Forcing a woman to carry twins when she is not emotionally, financially, or physically prepared to raise two children is no better than forcing a woman to carry a singleton pregnancy when she wants no children. It is a simple matter of choice.

The second reason I struggle with providers’ reluctance to do twin reductions is that they are often part of the reason women are pregnant with twins in the first place.

For part of my doctoral dissertation, I interviewed couples that were struggling with infertility. They visited doctors who could not explain why they were not getting pregnant, and could then not explain why their treatments were failing. Medicine offers few concrete answers to infertility, and in vitro fertilization will sometimes not work at all, or can work too well and end with a multiple pregnancy. (I spoke with one couple who had no healthy fertilizations one month, and 29 fertilizations the next – but no successful transfers from test tube to uterus. The doctor could not explain to them why this happened. Stories like this are common.) So much of fertility treatment remains, in the words of the women I interviewed, an “art rather than a science,” “a matter of luck”, or “just like rolling a dice.”

Furthermore, because of the high cost of fertility treatments, some couples will make decisions that seem counterintuitive: desperate for one baby, they’ll transfer two or three embryos in the hopes that at least one will implant, simply because they can’t afford another IVF cycle. Then they end up with triplets and find they aren’t prepared for multiples, and can’t find a doctor that will help them reduce to the one child for whom they are desperate.

Pregnancy reduction is only one of the more obvious areas where infertility treatment intersects with traditional, abortion-focused considerations of reproductive rights. The pursuit of pregnancy when faced with biological challenges (and the consequent financial and logistical barriers) should be as much as part of a broader “choice” framework as the avoidance of pregnancy. I’d like to challenge pro-choicers to include considerations infertility and access to safe, affordable, and respectful assisted reproductive technologies in their paradigm for reproductive justice.

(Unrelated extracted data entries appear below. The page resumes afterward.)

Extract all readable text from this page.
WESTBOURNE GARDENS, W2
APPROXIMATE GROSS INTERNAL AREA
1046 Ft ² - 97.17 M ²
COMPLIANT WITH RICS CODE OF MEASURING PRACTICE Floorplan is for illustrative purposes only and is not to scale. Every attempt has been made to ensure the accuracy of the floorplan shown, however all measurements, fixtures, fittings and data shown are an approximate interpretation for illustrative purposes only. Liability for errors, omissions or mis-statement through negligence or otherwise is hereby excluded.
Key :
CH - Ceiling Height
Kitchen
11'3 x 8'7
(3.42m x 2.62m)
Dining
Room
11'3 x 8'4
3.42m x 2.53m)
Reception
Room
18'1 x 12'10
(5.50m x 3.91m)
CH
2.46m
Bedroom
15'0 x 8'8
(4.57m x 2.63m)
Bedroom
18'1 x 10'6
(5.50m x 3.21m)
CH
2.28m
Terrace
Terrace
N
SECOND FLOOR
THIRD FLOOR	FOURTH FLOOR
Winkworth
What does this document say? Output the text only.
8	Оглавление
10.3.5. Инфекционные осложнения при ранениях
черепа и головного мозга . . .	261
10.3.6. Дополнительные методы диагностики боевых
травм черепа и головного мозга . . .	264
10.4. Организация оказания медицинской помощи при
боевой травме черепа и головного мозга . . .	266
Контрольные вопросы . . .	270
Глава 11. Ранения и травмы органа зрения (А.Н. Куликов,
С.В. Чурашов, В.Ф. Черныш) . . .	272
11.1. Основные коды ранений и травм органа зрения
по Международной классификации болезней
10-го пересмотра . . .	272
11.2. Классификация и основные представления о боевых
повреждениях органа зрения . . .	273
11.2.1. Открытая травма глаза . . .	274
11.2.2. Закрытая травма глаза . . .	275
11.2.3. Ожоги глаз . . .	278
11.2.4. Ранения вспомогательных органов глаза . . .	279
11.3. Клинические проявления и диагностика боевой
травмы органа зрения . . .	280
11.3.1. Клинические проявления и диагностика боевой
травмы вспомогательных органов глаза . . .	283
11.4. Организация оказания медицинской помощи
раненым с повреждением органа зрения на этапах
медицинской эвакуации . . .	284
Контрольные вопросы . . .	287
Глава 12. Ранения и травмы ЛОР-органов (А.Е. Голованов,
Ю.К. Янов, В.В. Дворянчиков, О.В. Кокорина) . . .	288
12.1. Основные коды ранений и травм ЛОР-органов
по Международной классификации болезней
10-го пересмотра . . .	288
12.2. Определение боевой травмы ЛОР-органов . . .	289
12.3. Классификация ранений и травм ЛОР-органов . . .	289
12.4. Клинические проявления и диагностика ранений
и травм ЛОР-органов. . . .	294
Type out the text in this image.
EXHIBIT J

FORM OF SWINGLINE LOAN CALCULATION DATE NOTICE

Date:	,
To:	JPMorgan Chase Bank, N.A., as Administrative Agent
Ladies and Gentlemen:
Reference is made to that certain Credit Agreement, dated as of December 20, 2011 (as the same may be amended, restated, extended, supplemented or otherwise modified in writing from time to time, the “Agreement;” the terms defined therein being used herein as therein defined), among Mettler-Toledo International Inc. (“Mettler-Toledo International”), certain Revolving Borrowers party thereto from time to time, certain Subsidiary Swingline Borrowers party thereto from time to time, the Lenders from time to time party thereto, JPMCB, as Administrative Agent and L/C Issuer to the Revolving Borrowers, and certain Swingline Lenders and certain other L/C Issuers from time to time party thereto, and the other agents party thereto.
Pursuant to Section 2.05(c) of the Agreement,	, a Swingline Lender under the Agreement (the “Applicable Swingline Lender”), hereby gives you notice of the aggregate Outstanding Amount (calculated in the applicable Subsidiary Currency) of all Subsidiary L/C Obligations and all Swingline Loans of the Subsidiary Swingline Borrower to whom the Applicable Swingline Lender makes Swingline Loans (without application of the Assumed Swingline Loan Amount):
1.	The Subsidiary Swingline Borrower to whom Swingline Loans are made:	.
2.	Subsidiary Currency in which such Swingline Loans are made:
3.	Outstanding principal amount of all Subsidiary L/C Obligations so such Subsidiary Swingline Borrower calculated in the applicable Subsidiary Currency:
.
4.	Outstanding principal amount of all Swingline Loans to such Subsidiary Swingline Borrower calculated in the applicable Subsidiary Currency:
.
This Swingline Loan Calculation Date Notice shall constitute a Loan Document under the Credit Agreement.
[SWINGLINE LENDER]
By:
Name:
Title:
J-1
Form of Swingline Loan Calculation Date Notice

Gretchen Sisson recently completed her doctorate in sociology, writing her dissertation on the “right” to parenthood: who has it, why some don’t, and how society enforces its ideal of an acceptable pursuit of parenthood. To examine these questions, she spoke with couples pursuing infertility treatments, teen parents and teen pregnancy prevention advocates, and birthparents who have placed infants for adoption.